My mom tells Vicky as she hands her and Charles cards to autograph, "You have been in my living room longer than most of my friends or family." I hand Charles my 35th Anniversary book to sign. I whisper, "I was born on your birthday."

The Online staff join the discussion of horoscope signs as the two actors give their autographs. I then tell the room about the two funds established in honor of Another World. I tell them that I am hoping to organize a dedication ceremony next year. They say they would love to be there. They say they are so touched and honored.

I am staring at my feet now. They are preparing to leave. I can't let them leave yet. "I want to create," I say. They both reach for my hand. "NBC didn't win because they are only interested in destroying." "You," I look at both of them, "create."

*

We are in Central Park now, my mom and I. After the actors left, and we gave our appreciation and goodbyes to the Online staff, I could think of no other place I would rather be. We are sitting on the bench, the one I hope will someday belong to all AW fans. My mom carefully turns the pages of the Anniversary book. In it, Charles has wished me "a happy birthday, when it comes." I read the card Vicky signed to my mom. "Barbara, it was so nice to be in your living room all these years."

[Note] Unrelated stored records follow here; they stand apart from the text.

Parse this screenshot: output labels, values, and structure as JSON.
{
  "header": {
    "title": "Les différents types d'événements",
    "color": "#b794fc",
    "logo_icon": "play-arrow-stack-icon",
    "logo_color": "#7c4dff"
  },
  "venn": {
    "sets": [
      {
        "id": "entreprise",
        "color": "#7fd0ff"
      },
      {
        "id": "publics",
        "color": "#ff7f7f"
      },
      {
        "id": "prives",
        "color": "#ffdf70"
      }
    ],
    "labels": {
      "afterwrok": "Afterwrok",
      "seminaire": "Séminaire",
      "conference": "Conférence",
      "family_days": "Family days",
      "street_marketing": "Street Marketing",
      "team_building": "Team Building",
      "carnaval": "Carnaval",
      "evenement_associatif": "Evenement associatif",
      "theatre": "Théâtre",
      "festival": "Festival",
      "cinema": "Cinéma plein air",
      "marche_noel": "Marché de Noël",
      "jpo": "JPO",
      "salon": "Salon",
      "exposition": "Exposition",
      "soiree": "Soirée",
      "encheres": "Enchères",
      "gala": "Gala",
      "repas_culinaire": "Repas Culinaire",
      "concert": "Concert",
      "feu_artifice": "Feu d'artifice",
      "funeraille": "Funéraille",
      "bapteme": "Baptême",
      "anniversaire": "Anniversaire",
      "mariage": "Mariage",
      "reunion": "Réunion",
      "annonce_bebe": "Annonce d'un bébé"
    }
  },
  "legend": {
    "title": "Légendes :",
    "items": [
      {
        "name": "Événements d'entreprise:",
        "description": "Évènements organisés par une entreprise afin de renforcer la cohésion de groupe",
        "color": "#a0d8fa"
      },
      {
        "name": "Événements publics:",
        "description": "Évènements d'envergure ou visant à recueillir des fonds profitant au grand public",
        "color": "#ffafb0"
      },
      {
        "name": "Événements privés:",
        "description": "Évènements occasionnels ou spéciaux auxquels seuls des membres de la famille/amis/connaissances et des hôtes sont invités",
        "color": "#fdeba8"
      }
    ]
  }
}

Suddenly the sadness hits me. After all is said and done, when excuses grow tired and façades begin to fade, isn't that what we all want-to have someone in our living room and to have that someone want to be there?

I wanted them to be there, and it seems they were pleased to accept the invitation. Why can they no longer come? What will be remembered of their daily entrance into each of our homes?

*

I am staring at the Manhattan skyline, resting on my heels on the sidewalk. "What did you think of the day, Mom?"

"Oh, I really enjoyed watching them," she responds. The swans in the lake gather around us in misplaced anticipation. "But I really enjoyed watching you watch them." We stare at the swans. There is silence until she says, "And you? What did you enjoy about the day?"

I want to say, "What if we never have this day again? What are we going to do, Mama, now that we don't have this thread? Will we unravel? What will we fill our silences with now?"

Instead I say, "I loved hearing you laugh."